Why is RAG a horrible hack? LLMs can draw from only 2 sources of data: their par...

nl · on Feb 8, 2024

RAG is a hack for lots of reasons, but the reason I'm focused on at the moment is the pipeline.

Say you are trying to do RAG in a chat-type application. You do the following:

1) Summarize the context of chat into some text that is suitable for a search (lossy).

2) Turn this into a vector embedded in a particular vector space.

3) Use this vector to query a vector database, which returns reference to documents or document fragments (which themselves have been indexed as a lossy vector).

4) Take the text of these fragments and put them in the context of the LLM as input.

5) Modify the prompt to explain what these fragments are.

6) Then the prompt is sent to the LLM, which turns it into it's own vector representation.

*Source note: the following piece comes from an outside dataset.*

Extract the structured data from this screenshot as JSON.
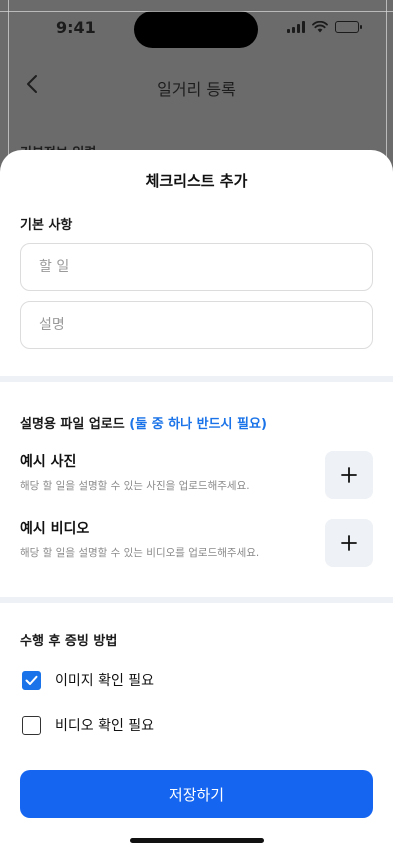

An obvious improvement to this is that the VectorDB and the LLM should share an internal representation, and the VectorDB should understand this. The LLM should take this vector input as a second input alongside the text context and the LLM should combine them (in the same way you can put a text and image into a multi-modal model)

mrfox321 · on Feb 8, 2024

I guess op may be envisioning an end-to-end solution that can train a model in the context of an external document store.

I.e. One day we want to be able to backprop through the database.

Search systems face equivalent problems. The hierarchy of ML retrieval systems are separately optimized (trained). Maybe this helps regularize things, but, given enough compute / complexity, it is theoretically possible to differentiate through more of the stack.